Weeks

Muscles

Last week, we saw how a valid action has 19 numbers, each between 0 and 1. The 19 numbers represented the amount of force to put to each muscle. I know barely anything about muscles, so I decided to manually go through all the muscles to gain some intuition about the effects of each muscle.

Index 0

Index 1

Index 2

Index 3

Index 4

Index 5

Index 6

Index 7

Index 8

Index 9

Index 10

Index 11

Index 12

Index 13

Index 14

Index 15

Index 16

Index 17

Index 18

Hip Thrust

Let’s test our intuition by trying to create a “hip-thrust” action. The indices 2, 4, 10, 12 look promising, so let’s try fully activating these muscles, leaving all other muscles unactivated.

Awesome! We now have some basic intuition on how each muscle affects the biomechanical model.

osim-rl-helper

KerasDDPGAgent

A brand new agent called KerasDDPGAgent was added to the osim-rl-helper repository. This agent uses Deep Deterministic Policy Gradient (DDPG) method by Lillicrap et al. (2015). You need to install keras and keras-rl packages to run this agent.

conda install keras
pip install keras-rl

The syntax for testing and submitting KerasDDPGAgent is identical to previous agents, using run.py.

./run.py KerasDDPGAgent
./run.py KerasDDPGAgent --submit

To run or submit, you need a pretrained model saved in KerasDDPGAgent_actor.h5f and KerasDDPGAgent_critic.h5f. These files are generated and updated when you train the KerasDDPGAgent.

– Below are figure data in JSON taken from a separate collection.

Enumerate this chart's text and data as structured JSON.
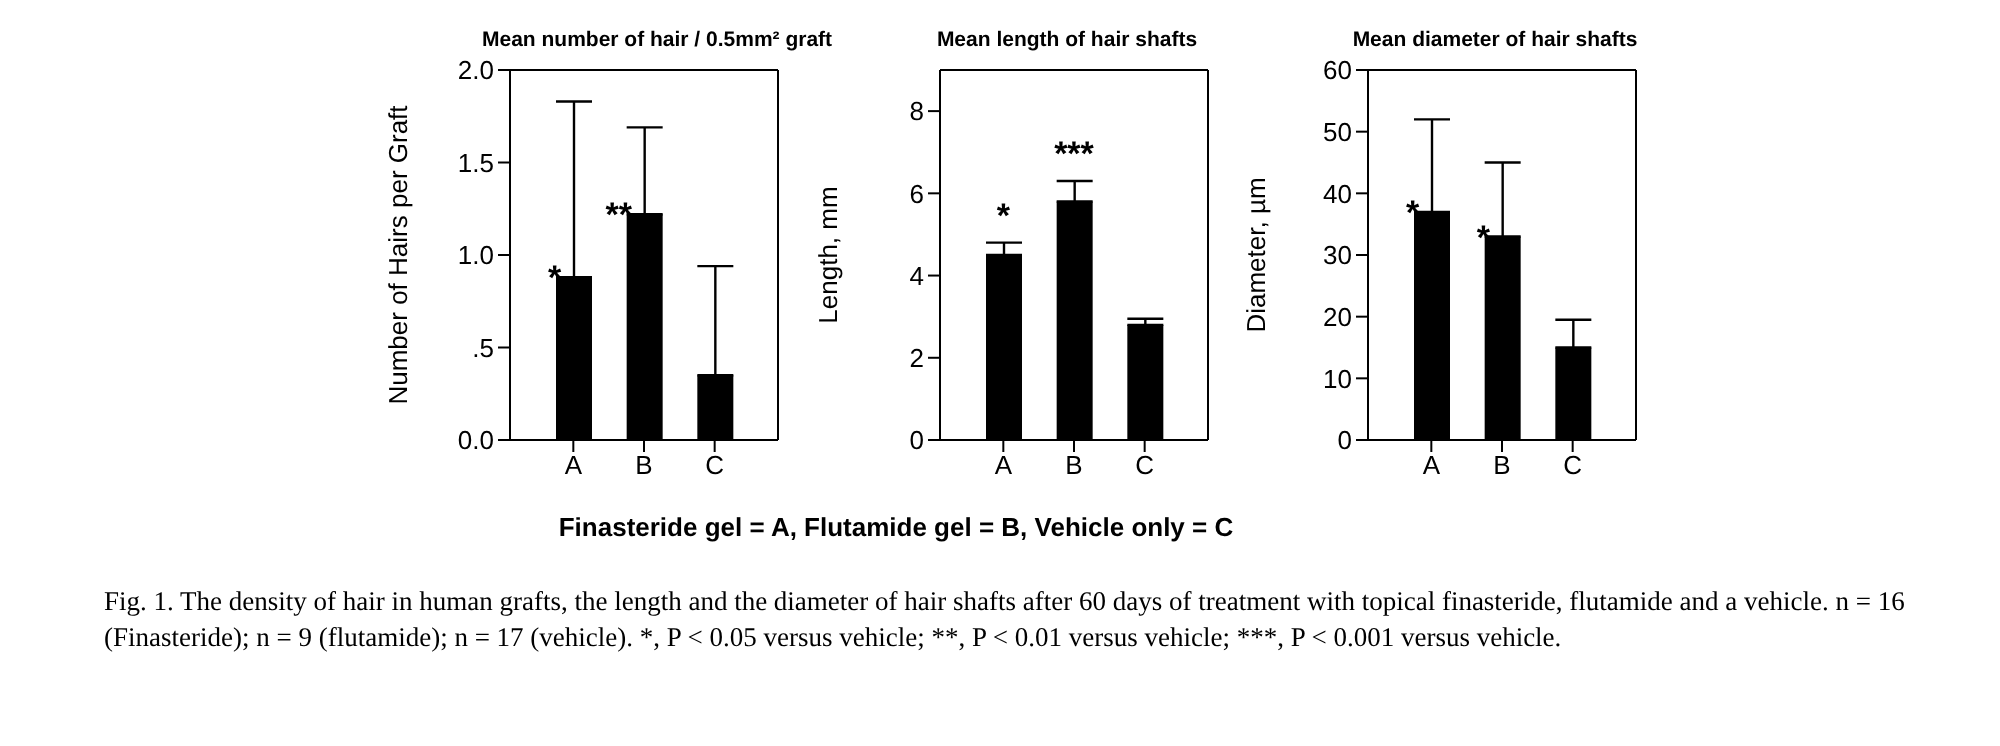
{
  "chart_data": [
    {
      "type": "bar",
      "title": "Mean number of hair / 0.5mm² graft",
      "ylabel": "Number of Hairs per Graft",
      "categories": [
        "A",
        "B",
        "C"
      ],
      "values": [
        0.88,
        1.22,
        0.35
      ],
      "color": "#000000",
      "errors": [
        [
          0.88,
          1.83
        ],
        [
          1.22,
          1.69
        ],
        [
          0.35,
          0.94
        ]
      ],
      "ylim": [
        0,
        2
      ],
      "yticks": [
        {
          "value": 0,
          "label": "0.0"
        },
        {
          "value": 0.5,
          "label": ".5"
        },
        {
          "value": 1,
          "label": "1.0"
        },
        {
          "value": 1.5,
          "label": "1.5"
        },
        {
          "value": 2,
          "label": "2.0"
        }
      ],
      "annotations": [
        {
          "text": "*",
          "x": "A",
          "y": 0.88
        },
        {
          "text": "**",
          "x": "B",
          "y": 1.22
        }
      ]
    },
    {
      "type": "bar",
      "title": "Mean length of hair shafts",
      "ylabel": "Length, mm",
      "categories": [
        "A",
        "B",
        "C"
      ],
      "values": [
        4.5,
        5.8,
        2.8
      ],
      "color": "#000000",
      "errors": [
        [
          4.5,
          4.8
        ],
        [
          5.8,
          6.3
        ],
        [
          2.8,
          2.95
        ]
      ],
      "ylim": [
        0,
        9
      ],
      "yticks": [
        0,
        2,
        4,
        6,
        8
      ],
      "annotations": [
        {
          "text": "*",
          "x": "A",
          "y": 4.5
        },
        {
          "text": "***",
          "x": "B",
          "y": 5.8
        },
        "Finasteride gel = A, Flutamide gel = B, Vehicle only = C",
        "Fig. 1. The density of hair in human grafts, the length and the diameter of hair shafts after 60 days of treatment with topical finasteride, flutamide and a vehicle. n = 16 (Finasteride); n = 9 (flutamide); n = 17 (vehicle). *, P < 0.05 versus vehicle; **, P < 0.01 versus vehicle; ***, P < 0.001 versus vehicle."
      ]
    },
    {
      "type": "bar",
      "title": "Mean diameter of hair shafts",
      "ylabel": "Diameter, µm",
      "categories": [
        "A",
        "B",
        "C"
      ],
      "values": [
        37,
        33,
        15
      ],
      "color": "#000000",
      "errors": [
        [
          37,
          52
        ],
        [
          33,
          45
        ],
        [
          15,
          19.5
        ]
      ],
      "ylim": [
        0,
        60
      ],
      "yticks": [
        0,
        10,
        20,
        30,
        40,
        50,
        60
      ],
      "annotations": [
        {
          "text": "*",
          "x": "A",
          "y": 37
        },
        {
          "text": "*",
          "x": "B",
          "y": 33
        }
      ]
    }
  ]
}
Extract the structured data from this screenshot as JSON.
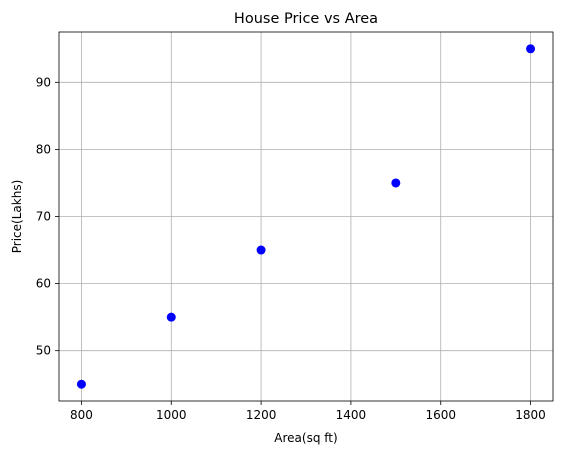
{
  "chart_data": {
    "type": "scatter",
    "title": "House Price vs Area",
    "xlabel": "Area(sq ft)",
    "ylabel": "Price(Lakhs)",
    "x": [
      800,
      1000,
      1200,
      1500,
      1800
    ],
    "y": [
      45,
      55,
      65,
      75,
      95
    ],
    "xlim": [
      750,
      1850
    ],
    "ylim": [
      42.5,
      97.5
    ],
    "xticks": [
      800,
      1000,
      1200,
      1400,
      1600,
      1800
    ],
    "yticks": [
      50,
      60,
      70,
      80,
      90
    ],
    "grid": true,
    "marker_color": "#0000ff",
    "grid_color": "#b0b0b0"
  }
}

To train KerasDDPGAgent, you need to specify the number of steps to train the agent with the -t/--train flag. For example, the command below trains the agent for 1000 time steps.

./run.py KerasDDPGAgent --train 1000

The KerasDDPGAgent inherits the KerasAgent template, which defines train(), test(), submit() functions.

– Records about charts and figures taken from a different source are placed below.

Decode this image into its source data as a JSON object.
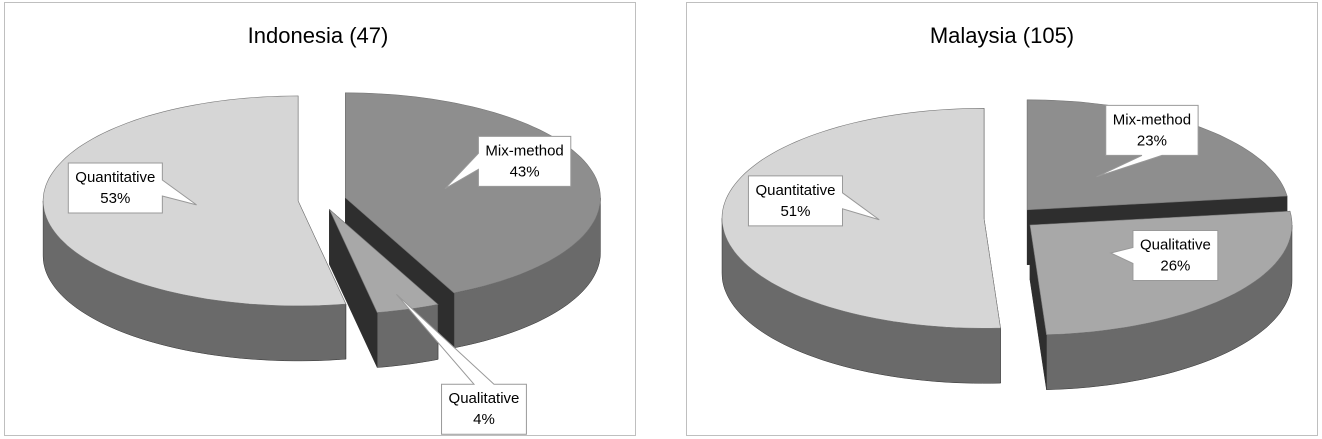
{
  "chart_data": [
    {
      "type": "pie",
      "title": "Indonesia  (47)",
      "categories": [
        "Mix-method",
        "Qualitative",
        "Quantitative"
      ],
      "values": [
        43,
        4,
        53
      ],
      "value_labels": [
        "43%",
        "4%",
        "53%"
      ],
      "colors": [
        "#8e8e8e",
        "#a8a8a8",
        "#d6d6d6"
      ]
    },
    {
      "type": "pie",
      "title": "Malaysia  (105)",
      "categories": [
        "Mix-method",
        "Qualitative",
        "Quantitative"
      ],
      "values": [
        23,
        26,
        51
      ],
      "value_labels": [
        "23%",
        "26%",
        "51%"
      ],
      "colors": [
        "#8e8e8e",
        "#a8a8a8",
        "#d6d6d6"
      ]
    }
  ]
}
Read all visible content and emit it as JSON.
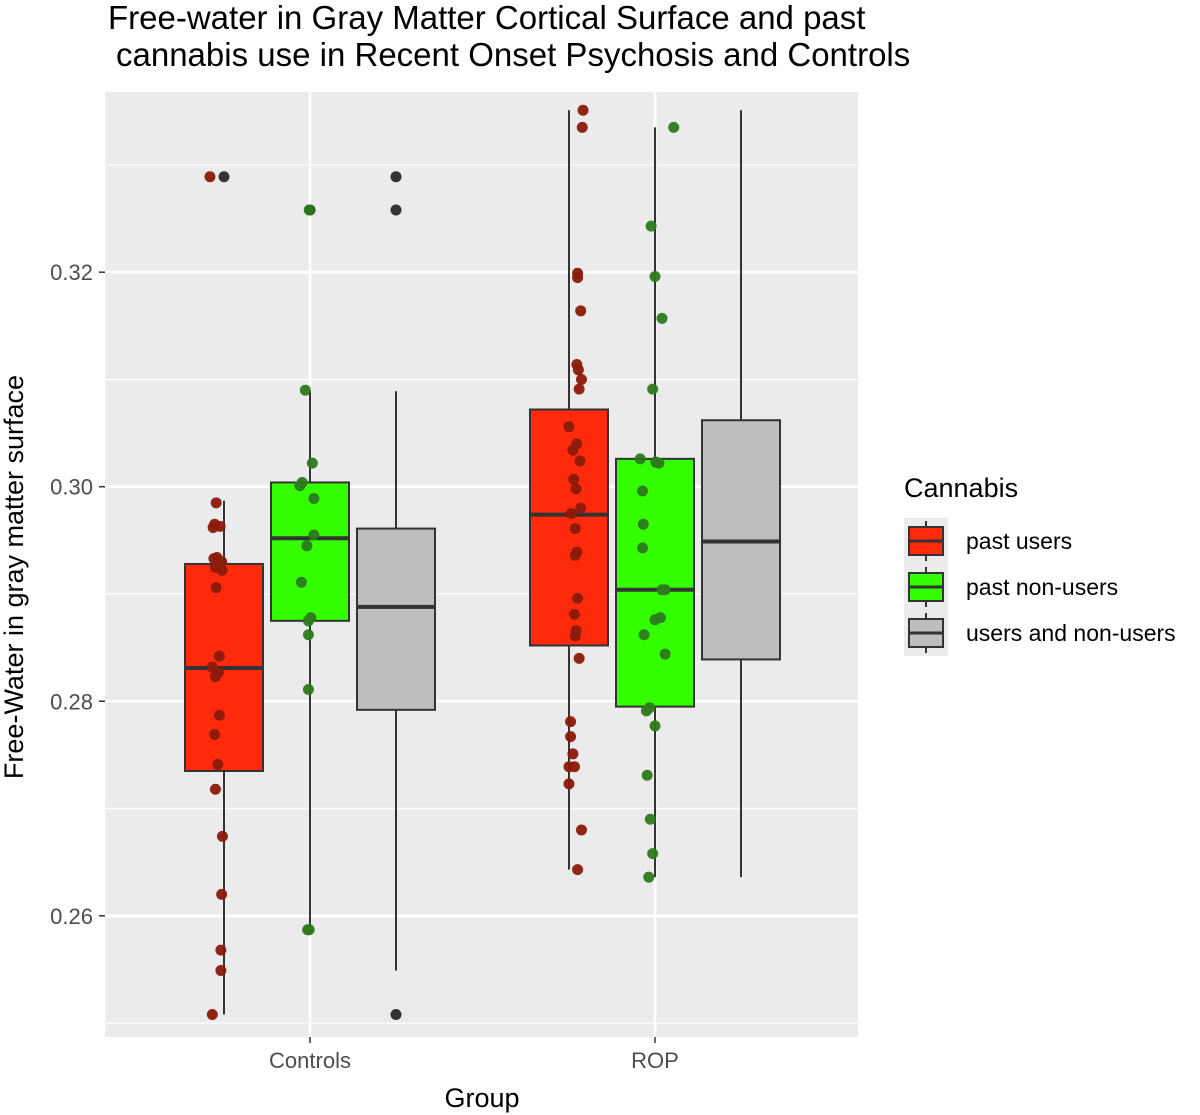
{
  "chart_data": {
    "type": "boxplot",
    "title_lines": [
      "Free-water in Gray Matter Cortical Surface and past",
      "cannabis use in Recent Onset Psychosis and Controls"
    ],
    "xlabel": "Group",
    "ylabel": "Free-Water in gray matter surface",
    "categories": [
      "Controls",
      "ROP"
    ],
    "ylim": [
      0.2487,
      0.3368
    ],
    "y_ticks": [
      0.26,
      0.28,
      0.3,
      0.32
    ],
    "y_tick_labels": [
      "0.26",
      "0.28",
      "0.30",
      "0.32"
    ],
    "y_minor_ticks": [
      0.25,
      0.27,
      0.29,
      0.31,
      0.33
    ],
    "legend": {
      "title": "Cannabis",
      "position": "right",
      "entries": [
        {
          "label": "past users",
          "color": "#ff2a0c"
        },
        {
          "label": "past non-users",
          "color": "#33ff00"
        },
        {
          "label": "users and non-users",
          "color": "#bebebe"
        }
      ]
    },
    "colors": {
      "panel_bg": "#ebebeb",
      "grid": "#ffffff",
      "box_outline": "#333333",
      "point_users": "#8b1a0a",
      "point_nonusers": "#2d7a1e",
      "point_all": "#333333"
    },
    "series": [
      {
        "name": "past users",
        "boxes": [
          {
            "category": "Controls",
            "min": 0.2508,
            "q1": 0.2735,
            "median": 0.2831,
            "q3": 0.2928,
            "max": 0.2987,
            "outliers": [
              0.3289
            ]
          },
          {
            "category": "ROP",
            "min": 0.2643,
            "q1": 0.2852,
            "median": 0.2974,
            "q3": 0.3072,
            "max": 0.3351,
            "outliers": []
          }
        ],
        "points": [
          {
            "category": "Controls",
            "values": [
              0.3289,
              0.2985,
              0.2965,
              0.2963,
              0.2962,
              0.2934,
              0.2933,
              0.293,
              0.2925,
              0.2922,
              0.2906,
              0.2842,
              0.2832,
              0.2827,
              0.2823,
              0.2787,
              0.2769,
              0.2741,
              0.2718,
              0.2674,
              0.262,
              0.2568,
              0.2549,
              0.2508
            ],
            "jitter": [
              -0.36,
              -0.2,
              -0.24,
              -0.1,
              -0.28,
              -0.18,
              -0.26,
              -0.06,
              -0.22,
              -0.05,
              -0.2,
              -0.12,
              -0.3,
              -0.14,
              -0.22,
              -0.12,
              -0.24,
              -0.16,
              -0.22,
              -0.04,
              -0.06,
              -0.08,
              -0.08,
              -0.3
            ]
          },
          {
            "category": "ROP",
            "values": [
              0.3351,
              0.3335,
              0.3199,
              0.3195,
              0.3164,
              0.3114,
              0.3109,
              0.31,
              0.3091,
              0.3056,
              0.304,
              0.3034,
              0.3024,
              0.3007,
              0.2998,
              0.298,
              0.2975,
              0.2961,
              0.2939,
              0.2936,
              0.2896,
              0.2881,
              0.2866,
              0.2861,
              0.284,
              0.2781,
              0.2767,
              0.2751,
              0.2739,
              0.2739,
              0.2723,
              0.268,
              0.2643
            ],
            "jitter": [
              0.36,
              0.34,
              0.22,
              0.22,
              0.3,
              0.2,
              0.24,
              0.32,
              0.26,
              0.0,
              0.2,
              0.1,
              0.28,
              0.12,
              0.18,
              0.3,
              0.06,
              0.16,
              0.2,
              0.16,
              0.22,
              0.14,
              0.18,
              0.16,
              0.26,
              0.04,
              0.04,
              0.1,
              0.14,
              0.0,
              0.0,
              0.32,
              0.22
            ]
          }
        ]
      },
      {
        "name": "past non-users",
        "boxes": [
          {
            "category": "Controls",
            "min": 0.2587,
            "q1": 0.2875,
            "median": 0.2952,
            "q3": 0.3004,
            "max": 0.3089,
            "outliers": [
              0.3258
            ]
          },
          {
            "category": "ROP",
            "min": 0.2636,
            "q1": 0.2795,
            "median": 0.2904,
            "q3": 0.3026,
            "max": 0.3335,
            "outliers": []
          }
        ],
        "points": [
          {
            "category": "Controls",
            "values": [
              0.3258,
              0.309,
              0.3022,
              0.3004,
              0.3001,
              0.2989,
              0.2955,
              0.2945,
              0.2911,
              0.2878,
              0.2875,
              0.2862,
              0.2811,
              0.2587,
              0.2587
            ],
            "jitter": [
              -0.02,
              -0.12,
              0.06,
              -0.2,
              -0.26,
              0.1,
              0.1,
              -0.08,
              -0.22,
              0.02,
              -0.04,
              -0.04,
              -0.04,
              -0.06,
              -0.02
            ],
            "x_offset": -0.6
          },
          {
            "category": "ROP",
            "values": [
              0.3335,
              0.3243,
              0.3196,
              0.3157,
              0.3091,
              0.3026,
              0.3023,
              0.3022,
              0.2996,
              0.2965,
              0.2943,
              0.2904,
              0.2904,
              0.2878,
              0.2876,
              0.2862,
              0.2844,
              0.2794,
              0.2791,
              0.2777,
              0.2731,
              0.269,
              0.2658,
              0.2636
            ],
            "jitter": [
              0.48,
              -0.1,
              0.0,
              0.18,
              -0.06,
              -0.38,
              0.02,
              0.1,
              -0.32,
              -0.3,
              -0.32,
              0.26,
              0.18,
              0.14,
              0.0,
              -0.28,
              0.26,
              -0.14,
              -0.22,
              0.0,
              -0.2,
              -0.12,
              -0.06,
              -0.16
            ]
          }
        ]
      },
      {
        "name": "users and non-users",
        "boxes": [
          {
            "category": "Controls",
            "min": 0.2549,
            "q1": 0.2792,
            "median": 0.2888,
            "q3": 0.2961,
            "max": 0.3089,
            "outliers": [
              0.3289,
              0.3258,
              0.2508
            ]
          },
          {
            "category": "ROP",
            "min": 0.2636,
            "q1": 0.2839,
            "median": 0.2949,
            "q3": 0.3062,
            "max": 0.3351,
            "outliers": []
          }
        ],
        "points": []
      }
    ]
  }
}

You can check the source code of KerasDDPGAgent in /helper/baselines/keras/KerasDDPGAgent.py. You can check the source code of KerasAgent in /helper/templates/ directory.

Client Wrappers

The keras-rl package requires an env parameter. However, during submission, the agent needs to interact with the client. Thus, I created a wrapper that transforms the client into the format of a local environment. The ClientToEnv wrapper simply wraps a client instance into an env.

class ClientToEnv:
    def __init__(self, client):
        """
        Reformats client environment to a local environment format.
        """
        self.reset = client.env_reset
        self.step  = client.env_step

The client returns observations in dictionary format, so the DictToList wrapper transforms the dict-type observation to list-type using the code from ProstheticsEnv.get_observation().

class DictToList:
    def __init__(self, env):
        """
        Formats Dictionary-type observation to List-type observation.
        """
        self.env = env

    def reset(self):
        state_desc = self.env.reset()
        return self._get_observation(state_desc)

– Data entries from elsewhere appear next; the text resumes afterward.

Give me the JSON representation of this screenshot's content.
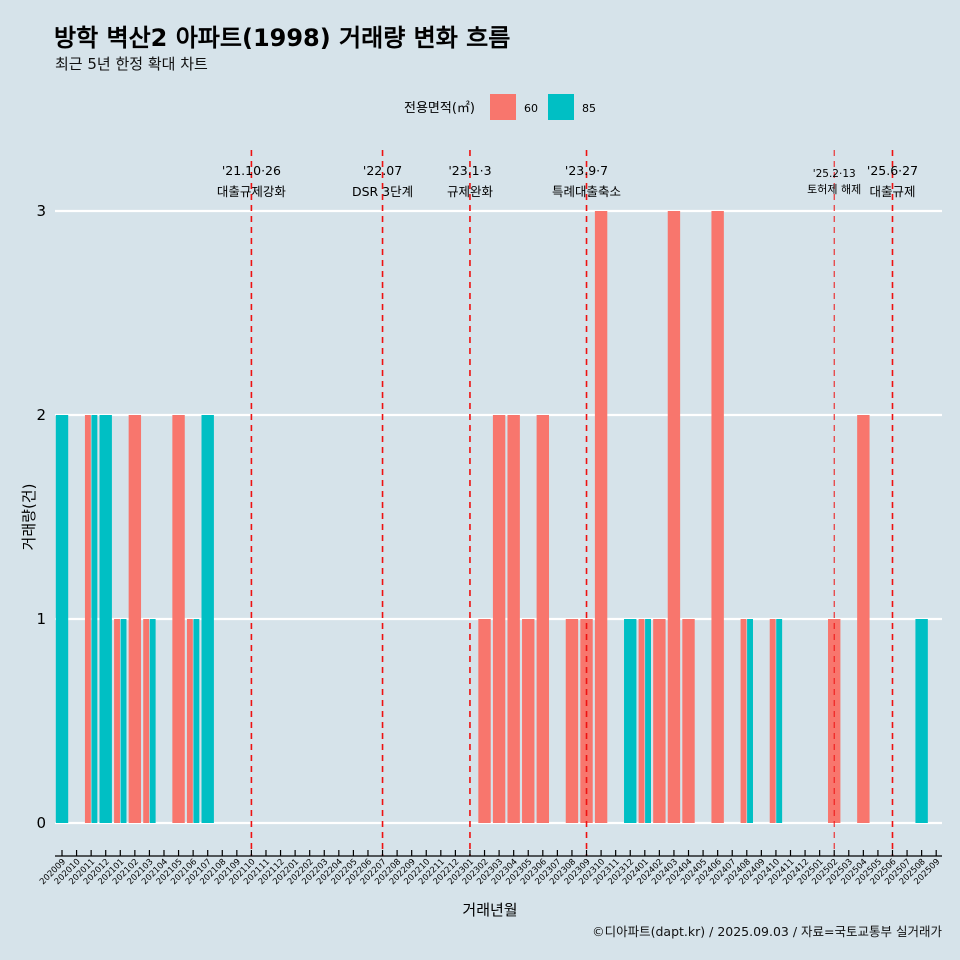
{
  "title": "방학 벽산2 아파트(1998) 거래량 변화 흐름",
  "subtitle": "최근 5년 한정 확대 차트",
  "caption": "©디아파트(dapt.kr) / 2025.09.03 / 자료=국토교통부 실거래가",
  "chart_data": {
    "type": "bar",
    "xlabel": "거래년월",
    "ylabel": "거래량(건)",
    "ylim": [
      0,
      3
    ],
    "yticks": [
      "0",
      "1",
      "2",
      "3"
    ],
    "legend": {
      "title": "전용면적(㎡)",
      "position": "top"
    },
    "colors": {
      "60": "#f8766d",
      "85": "#00bfc4",
      "event_line": "#ee1111"
    },
    "categories": [
      "202009",
      "202010",
      "202011",
      "202012",
      "202101",
      "202102",
      "202103",
      "202104",
      "202105",
      "202106",
      "202107",
      "202108",
      "202109",
      "202110",
      "202111",
      "202112",
      "202201",
      "202202",
      "202203",
      "202204",
      "202205",
      "202206",
      "202207",
      "202208",
      "202209",
      "202210",
      "202211",
      "202212",
      "202301",
      "202302",
      "202303",
      "202304",
      "202305",
      "202306",
      "202307",
      "202308",
      "202309",
      "202310",
      "202311",
      "202312",
      "202401",
      "202402",
      "202403",
      "202404",
      "202405",
      "202406",
      "202407",
      "202408",
      "202409",
      "202410",
      "202411",
      "202412",
      "202501",
      "202502",
      "202503",
      "202504",
      "202505",
      "202506",
      "202507",
      "202508",
      "202509"
    ],
    "series": [
      {
        "name": "60",
        "values": [
          0,
          0,
          2,
          0,
          1,
          2,
          1,
          0,
          2,
          1,
          0,
          0,
          0,
          0,
          0,
          0,
          0,
          0,
          0,
          0,
          0,
          0,
          0,
          0,
          0,
          0,
          0,
          0,
          0,
          1,
          2,
          2,
          1,
          2,
          0,
          1,
          1,
          3,
          0,
          0,
          1,
          1,
          3,
          1,
          0,
          3,
          0,
          1,
          0,
          1,
          0,
          0,
          0,
          1,
          0,
          2,
          0,
          0,
          0,
          0,
          0
        ]
      },
      {
        "name": "85",
        "values": [
          2,
          0,
          2,
          2,
          1,
          0,
          1,
          0,
          0,
          1,
          2,
          0,
          0,
          0,
          0,
          0,
          0,
          0,
          0,
          0,
          0,
          0,
          0,
          0,
          0,
          0,
          0,
          0,
          0,
          0,
          0,
          0,
          0,
          0,
          0,
          0,
          0,
          0,
          0,
          1,
          1,
          0,
          0,
          0,
          0,
          0,
          0,
          1,
          0,
          1,
          0,
          0,
          0,
          0,
          0,
          0,
          0,
          0,
          0,
          1,
          0
        ]
      }
    ],
    "events": [
      {
        "month": "202110",
        "date": "'21.10·26",
        "label": "대출규제강화"
      },
      {
        "month": "202207",
        "date": "'22.07",
        "label": "DSR 3단계"
      },
      {
        "month": "202301",
        "date": "'23.1·3",
        "label": "규제완화"
      },
      {
        "month": "202309",
        "date": "'23.9·7",
        "label": "특례대출축소"
      },
      {
        "month": "202502",
        "date": "'25.2·13",
        "label": "토허제 해제",
        "minor": true
      },
      {
        "month": "202506",
        "date": "'25.6·27",
        "label": "대출규제"
      }
    ]
  }
}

    def step(self, action):
        state_desc, reward, done, info = self.env.step(action)
        return [self._get_observation(state_desc), reward, done, info]

    # _get_observation() omitted

Finally, because the client does not accept NumPy types (since they cannot be converted to JSON), I created a JSONable wrapper that converts NumPy ndarrays to lists.

class JSONable:
	def __init__(self, env):
        """
        Converts NumPy ndarray type actions to list.
        """
        self.env = env
        self.reset = self.env.reset

    def step(self, action):
        if type(action) == np.ndarray:
            return self.env.step(action.tolist())
        else:
            return self.env.step(action)

You can check the source code of the wrappers in /helper/wrappers/ directory.

What’s Next?

Łukasz Kidziński (@kidzik), the osim-rl project initiator and lead, kindly created a page explaining the meaning behind each number in the observation dictionary. I plan to analyze the observation space and monitor the observations to see how they change throughout an episode.

With the current environment, it is very easy for the agent to get stuck in a local optima. The reward is determined by the location of the pelvis, and the easiest way to move the pelvis forward is by thrusting the hip. However, as shown above, such “hip-thrust” action makes the agent lose balance. A good way to combat this problem is to customize the rewards. Adam Stelmasczczyk, a participant of the Learning to Run competition, wrote a great article about their team’s “reward hacking” attempts. I will try to imitate their approach.